According to Moon, “negative information” about a person’s financial transactions is the most critical type of data when evaluating a person’s credibility in terms of finance. Negative information refers to records of delinquency on credit cards or defaults on loans.
“It is impossible to invent an accurate credit evaluation system using SNS information,” Moon said. “But if they add such information to existing credit information that has already been accumulated for a long time, it could help to improve accuracy.”
Big data analysis would help divide existing credit levels into more classes, some critics say.
“Among those who have a credit level of six under the current system, the delinquency or default ratios differ from person to person,” Seo Byung-ho, research fellow at the Korea Institute of Finance, said.
“In the same level, there are some who faithfully pay utility bills or phone bills, and some are less financially stable. It is unfair to apply the same high interest rate.
“If the Internet banks create a more detailed credit assessment system, about 10 million people who don’t have credit levels and those who have levels below five will benefit a lot,” Seo said. “That could breathe life into the financial market, too.”
The Financial Services Commission (FSC), the nation’s top financial regulator, also expects the lending market to grow as it embraces low credit level holders.
“There will be high demand for 10 percent loans among consumers who are not qualified by major banks but cannot afford 20 to 30 percent loans by savings banks,” an FSC official said.
According to the NICE Information Service, one of the three largest credit evaluators in the country, there are 16.76 million Koreans with credit levels of five or lower as of September, accounting for 38 percent of total financial consumers (43.93 million).
The four largest commercial banks - Shinhan Bank, KEB Hana Bank, KB Kookmin Bank and Woori Bank - publicly say they offer 5 to 12 percent interest rates for those with levels of five or lower. But in many cases, commercial banks simply decline loans. These banks allow loans at rates 5 percent or lower for people with credit levels of four or higher.

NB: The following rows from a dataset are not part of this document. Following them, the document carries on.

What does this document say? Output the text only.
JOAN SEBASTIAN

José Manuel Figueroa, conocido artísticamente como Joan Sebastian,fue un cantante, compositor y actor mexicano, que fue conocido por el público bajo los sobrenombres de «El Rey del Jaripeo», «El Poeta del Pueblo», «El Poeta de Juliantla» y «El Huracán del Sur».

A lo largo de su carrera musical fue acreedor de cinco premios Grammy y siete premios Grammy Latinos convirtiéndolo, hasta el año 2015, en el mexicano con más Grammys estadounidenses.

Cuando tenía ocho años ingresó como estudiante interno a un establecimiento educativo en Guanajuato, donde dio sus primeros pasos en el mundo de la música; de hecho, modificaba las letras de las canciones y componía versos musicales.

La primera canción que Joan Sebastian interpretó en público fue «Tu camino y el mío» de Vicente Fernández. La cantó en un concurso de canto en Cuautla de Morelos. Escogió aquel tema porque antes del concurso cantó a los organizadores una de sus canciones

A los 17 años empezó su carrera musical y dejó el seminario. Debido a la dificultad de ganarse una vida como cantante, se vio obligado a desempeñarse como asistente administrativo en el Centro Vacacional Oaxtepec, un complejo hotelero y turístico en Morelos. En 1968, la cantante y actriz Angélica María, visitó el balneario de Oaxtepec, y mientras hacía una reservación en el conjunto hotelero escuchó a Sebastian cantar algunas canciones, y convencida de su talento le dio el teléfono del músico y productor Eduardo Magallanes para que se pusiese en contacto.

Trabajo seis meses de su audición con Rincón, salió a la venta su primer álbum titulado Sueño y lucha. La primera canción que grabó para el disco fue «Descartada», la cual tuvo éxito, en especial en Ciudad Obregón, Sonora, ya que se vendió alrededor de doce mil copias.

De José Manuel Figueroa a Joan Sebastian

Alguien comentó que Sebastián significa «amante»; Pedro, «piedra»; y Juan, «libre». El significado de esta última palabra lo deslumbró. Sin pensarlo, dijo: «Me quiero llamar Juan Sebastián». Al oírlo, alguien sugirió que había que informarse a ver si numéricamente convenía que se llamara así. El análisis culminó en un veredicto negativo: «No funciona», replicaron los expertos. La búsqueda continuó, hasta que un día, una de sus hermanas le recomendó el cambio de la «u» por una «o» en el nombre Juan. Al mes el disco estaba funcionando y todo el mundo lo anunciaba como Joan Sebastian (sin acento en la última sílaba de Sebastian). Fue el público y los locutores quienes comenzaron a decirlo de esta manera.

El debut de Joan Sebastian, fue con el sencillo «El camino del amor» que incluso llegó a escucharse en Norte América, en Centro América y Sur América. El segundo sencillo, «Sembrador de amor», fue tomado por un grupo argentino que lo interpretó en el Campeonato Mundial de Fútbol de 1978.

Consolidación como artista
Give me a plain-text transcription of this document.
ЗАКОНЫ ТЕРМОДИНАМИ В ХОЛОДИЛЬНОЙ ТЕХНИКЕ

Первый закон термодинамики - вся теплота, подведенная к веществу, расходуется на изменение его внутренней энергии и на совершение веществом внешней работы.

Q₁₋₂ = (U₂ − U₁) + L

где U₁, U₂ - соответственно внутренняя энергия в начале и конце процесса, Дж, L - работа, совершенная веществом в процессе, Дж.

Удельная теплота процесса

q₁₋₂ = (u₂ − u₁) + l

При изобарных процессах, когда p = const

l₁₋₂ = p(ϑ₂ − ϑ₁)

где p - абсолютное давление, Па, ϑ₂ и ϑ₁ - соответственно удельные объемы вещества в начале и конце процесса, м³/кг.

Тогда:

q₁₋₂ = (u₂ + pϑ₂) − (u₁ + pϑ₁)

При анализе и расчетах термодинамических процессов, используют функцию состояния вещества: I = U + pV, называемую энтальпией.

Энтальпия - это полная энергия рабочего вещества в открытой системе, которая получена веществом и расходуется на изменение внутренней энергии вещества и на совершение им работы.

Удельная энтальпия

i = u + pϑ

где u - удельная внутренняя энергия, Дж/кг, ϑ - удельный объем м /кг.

Unlike the government’s positive perspective, some are skeptical of the growth of mid-rate loans. Considering high delinquency ratios of 12 to 37 percent of people with credit level nine and 10, the new Internet banks are also unlikely to approve loans for them. There are about 18.8 million.
The government has classified them as being subject to state-run microfinance programs. Excluding this group, there are 14.88 million in between levels five and eight.
“Success of the web banks will be determined by the creation of an accurate and sophisticated credit rating system that can discover healthy customers,” an official at the Industrial Bank of Korea said.
“Their efforts will stimulate brick-and-mortar banks’ innovation capabilities, making us change ourselves. But I doubt that the web banks will be able to lead the entire banking industry.”
An executive at the Korea Credit Bureau, another credit rating company, said, “In the U.S., the home of Internet banks, they are applying information on SNS to assess credit only in certain cases.
“It is important to gather trusted information, such as phone and power bills, to prevent delinquency or defaults.”